Foto: Gamakatsu/Spro
Beliebter Angelfisch: Der Tachiuo kann in Ausnahmefällen über zwei Meter lang werden
Yoshitaka Yamaguchi, Geschäftsführer von Spro Deutschland und mit den anglerischen Sitten seiner Landsleute bestens vertraut, klärte mich schnell auf. Der Fisch wird in Japan als „Tachiuo“ bezeichnet. Auf englisch heißt er „Largehead Hairtail“ und im Deutschen dann nur noch ganz profan „Haarschwanz“. Die japanische Version gefällt mir deutlich besser. „Tachi“ bedeutet „Schwert“ und „Uo“ Fisch – Schwertfisch. Der Name kommt einerseits natürlich von seinem silbernen, langen Körper. Andererseits auch von einer Besonderheit des Fisches. Er schwimmt nämlich vertikal durchs Wasser. Das sieht dann so aus wie ein frisch gezücktes Samurai-Schwert. Und annähernd so gefährlich ist der Tachiuo auch. Yoshitaka erzählte mir, dass der Fisch als aggressiver Räuber gilt, der nach allem schnappt, was ihm in die Quere kommt. Ganz egal, ob das Beutefische oder die Finger des Anglers sind. Aufpassen ist also angesagt! Allein der Gedanke, dass sich diese nadelähnlichen, scharfen Zähne in den Handballen bohren könnten, jagt einem Schauer über den Rücken.
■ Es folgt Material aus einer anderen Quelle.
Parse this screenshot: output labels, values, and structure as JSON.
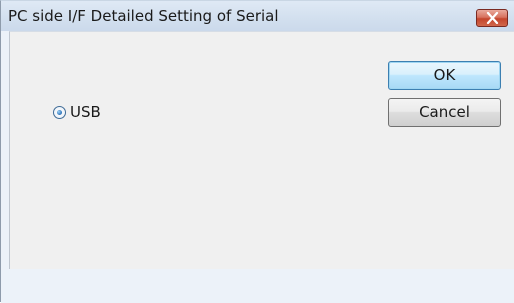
{
  "window": {
    "title": "PC side I/F Detailed Setting of Serial"
  },
  "buttons": {
    "ok_label": "OK",
    "cancel_label": "Cancel"
  },
  "options": {
    "usb_label": "USB",
    "usb_selected": true
  },
  "icons": {
    "close": "close-icon"
  },
  "colors": {
    "titlebar": "#d3e0ef",
    "close_button": "#c4452c",
    "ok_button_highlight": "#bee6fd",
    "client_background": "#f0f0f0"
  }
}
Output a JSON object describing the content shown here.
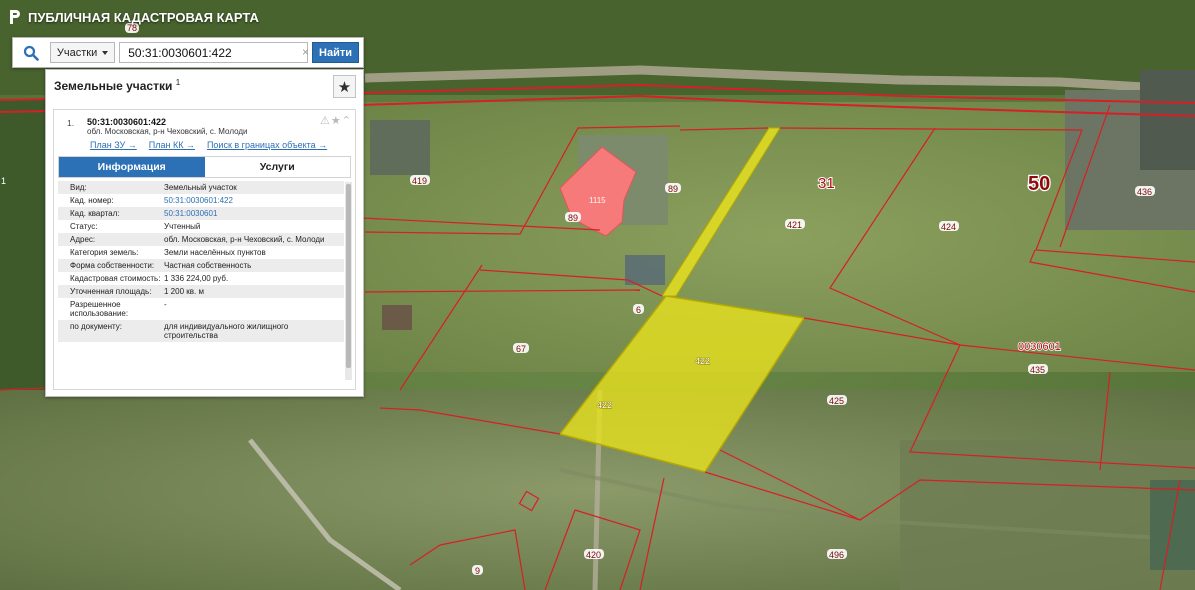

Die Köder gleichen denen, die wir zum Beispiel auf Dorsch einsetzen. Von Gummifisch bis Pilker scheint alles zu funktionieren
Beliebter Speisefisch
Was mich überraschte: Der Tachiuo kommt nicht nur im japanischen Meer vor, sondern ist weit verbreitet (siehe Info am Ende des Beitrags). Den verschiedenen Arten der „Largehead-Familie“ wird von Kalifornien über Peru und Südafrika bis nach Ostasien nachgestellt. Und zwar nicht nur von Anglern, sondern vor allem von professionellen Fischern. Laut Wikipedia.de wurden 2009 sagenhafte 1,3 Millionen Tonnen gefischt. Damit war der Largehead einer der bedeutendsten Wirtschaftsfische weltweit. Kein Wunder, denn sein festes, weißes Fleisch gilt nicht nur in Fernost als Delikatesse. Bei den Japanern ist der Fisch sowohl roh beim Sushi als auch gegrillt und gebraten sehr beliebt. Und nicht zuletzt kommt er mit Ausnahme der Hokkaido-Inseln im Norden an allen japanischen Küsten in ordentlicher Zahl vor. Logisch, dass die japanischen Angler den Fisch ganz oben auf ihrer Liste haben.
Foto: Gamakatsu/Spro
Die spitzen Zähne verursachen sehr unangenehme Verletzungen. Angeblich schnappt der Tachiuo nach allem, was in seine Reichweite kommt. Vorsicht mit den Fingern!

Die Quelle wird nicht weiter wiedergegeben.